Reverse the Red is a global movement that “aims to ignite optimism and collaborative action to guarantee the survival of all species we share this planet with and the ecosystems they live in. Reverse the Red means to reverse the declining trajectory of species and ecosystems in the Red List and to empower communities around the world to make this happen”.
This video is part of a series of webinars hosted by the IUCN Species Survival Commission, World Association of Zoos and Aquariums, Smithsonian Earth Optimism, HHMI Tangled Banks Studios, On the EDGE Conservation, and San Diego Zoo Global to discuss and showcase how the Species Conservation Cycle is working at the national level.
The panelists describe the tools, resources, and practices which they apply to save species. Conservation is a team effort, and requires us to work together. With enough coordination, skill, and passion, we might stop the decline in species and Reverse the Red.
What is the IUCN Red List of Threatened Species?
One of the technical instruments used by scientists, governments, and communities to monitor the status of biodiversity is the IUCN Red List of threatened species. “The IUCN Red List is a critical indicator of the health of the world’s biodiversity.

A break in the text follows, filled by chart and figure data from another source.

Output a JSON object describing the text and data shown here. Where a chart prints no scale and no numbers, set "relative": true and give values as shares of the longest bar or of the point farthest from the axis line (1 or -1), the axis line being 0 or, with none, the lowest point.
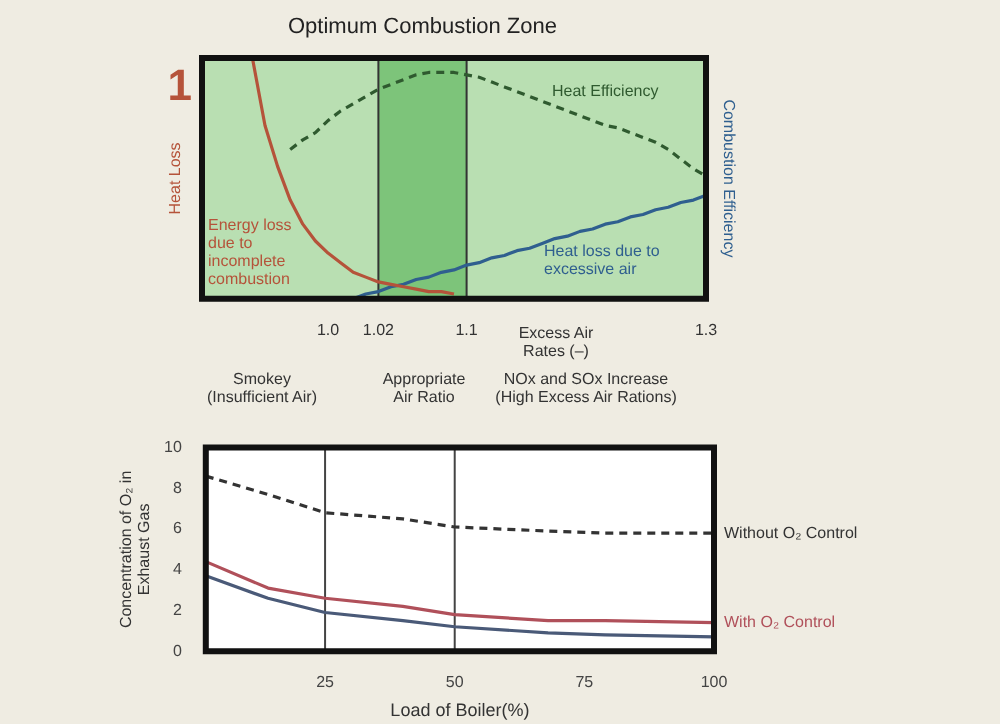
{
  "chart_data": [
    {
      "type": "line",
      "relative": true,
      "ylabel": "Heat Loss",
      "y2label": "Combustion Efficiency",
      "xlabel": "Excess Air Rates (–)",
      "legend": false,
      "annotations": [
        "1",
        "Smokey\n(Insufficient Air)",
        "Appropriate\nAir Ratio",
        "NOx and SOx Increase\n(High Excess Air Rations)"
      ],
      "categories": [
        null,
        null,
        null,
        null,
        null,
        null,
        null,
        null,
        null,
        null,
        "1.0",
        null,
        null,
        null,
        "1.02",
        null,
        null,
        null,
        null,
        null,
        null,
        "1.1",
        null,
        null,
        null,
        null,
        null,
        null,
        null,
        null,
        null,
        null,
        null,
        null,
        null,
        null,
        null,
        null,
        null,
        null,
        "1.3"
      ],
      "bands": [
        {
          "axis": "x",
          "from": "1.02",
          "to": "1.1",
          "label": "Optimum Combustion Zone",
          "color": "#7dc47a"
        }
      ],
      "series": [
        {
          "name": "Energy loss due to incomplete combustion",
          "color": "#b5533a",
          "values": [
            null,
            null,
            null,
            null,
            1.0,
            0.72,
            0.55,
            0.41,
            0.31,
            0.24,
            0.19,
            0.15,
            0.11,
            0.09,
            0.07,
            0.06,
            0.05,
            0.04,
            0.03,
            0.03,
            0.02,
            null,
            null,
            null,
            null,
            null,
            null,
            null,
            null,
            null,
            null,
            null,
            null,
            null,
            null,
            null,
            null,
            null,
            null,
            null,
            null
          ]
        },
        {
          "name": "Heat Efficiency",
          "color": "#2f5a2f",
          "line_style": "dashed",
          "values": [
            null,
            null,
            null,
            null,
            null,
            null,
            null,
            0.62,
            0.66,
            0.69,
            0.74,
            0.78,
            0.81,
            0.84,
            0.87,
            0.89,
            0.91,
            0.93,
            0.94,
            0.94,
            0.94,
            0.93,
            0.92,
            0.9,
            0.88,
            0.86,
            0.84,
            0.82,
            0.8,
            0.78,
            0.76,
            0.74,
            0.72,
            0.71,
            0.69,
            0.67,
            0.65,
            0.62,
            0.58,
            0.54,
            0.51
          ]
        },
        {
          "name": "Heat loss due to excessive air",
          "color": "#2f5f8f",
          "values": [
            null,
            null,
            null,
            null,
            null,
            null,
            null,
            null,
            null,
            null,
            null,
            null,
            0,
            0.02,
            0.03,
            0.05,
            0.06,
            0.08,
            0.09,
            0.11,
            0.12,
            0.14,
            0.15,
            0.17,
            0.18,
            0.2,
            0.21,
            0.23,
            0.25,
            0.26,
            0.28,
            0.29,
            0.31,
            0.32,
            0.34,
            0.35,
            0.37,
            0.38,
            0.4,
            0.41,
            0.43
          ]
        }
      ]
    },
    {
      "type": "line",
      "xlabel": "Load of Boiler(%)",
      "ylabel": "Concentration of O₂ in Exhaust Gas",
      "legend": false,
      "x": [
        2,
        14,
        25,
        40,
        50,
        68,
        79,
        100
      ],
      "xlim": [
        2,
        100
      ],
      "xticks": [
        25,
        50,
        75,
        100
      ],
      "ylim": [
        0,
        10
      ],
      "yticks": [
        0,
        2,
        4,
        6,
        8,
        10
      ],
      "ref_lines": [
        {
          "axis": "x",
          "value": 25,
          "color": "#444444"
        },
        {
          "axis": "x",
          "value": 50,
          "color": "#444444"
        }
      ],
      "series": [
        {
          "name": "Without O₂ Control",
          "color": "#333333",
          "line_style": "dashed",
          "values": [
            8.6,
            7.7,
            6.8,
            6.5,
            6.1,
            5.9,
            5.8,
            5.8
          ]
        },
        {
          "name": "With O₂ Control",
          "color": "#b0505a",
          "values": [
            4.4,
            3.1,
            2.6,
            2.2,
            1.8,
            1.5,
            1.5,
            1.4
          ]
        },
        {
          "color": "#4a5a78",
          "values": [
            3.7,
            2.6,
            1.9,
            1.5,
            1.2,
            0.9,
            0.8,
            0.7
          ]
        }
      ]
    }
  ]
}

Far more than a list of species and their status, it is a powerful tool to inform and catalyse action for biodiversity conservation and policy change, critical to protecting the natural resources we need to survive. It provides information about range, population size, habitat and ecology, use and/or trade, threats, and conservation actions that will help inform necessary conservation decisions.”
Two thousand nine hundred and eighty-seven (2987) species from Fiji are listed in the IUCN Red List of threatened species, of which 537 (18%) are threatened with extinction – if there is no intervention to save the species and its habitat.
Fiji is a signatory to the Convention on Biological Diversity and is a member of the International Union for the Conservation of Nature.
As governments of the world prepare to meet at the 15th Conference of Parties (COP 15) of the CBD, we acknowledge that our common home, Earth, is in a Biodiversity Crisis and Climate Crisis. At the COP15, governments will agree on a new global deal to arrest declining biodiversity and the destruction of nature. One of the key parts of this deal is the Post-2020 Biodiversity Framework, where the goal is to make 30 percent of Earth’s land and seas into protected areas by 2030.
We need a meaningful Global Biodiversity Framework if we are to ensure that our common home – Earth, and Oceania remains a liveable planet for our children and future generations.
This update has been provided by Nunia Thomas-Moko, Regional Vice-Chair for Oceania of the IUCN Species Survival Commission and Steering Committee member.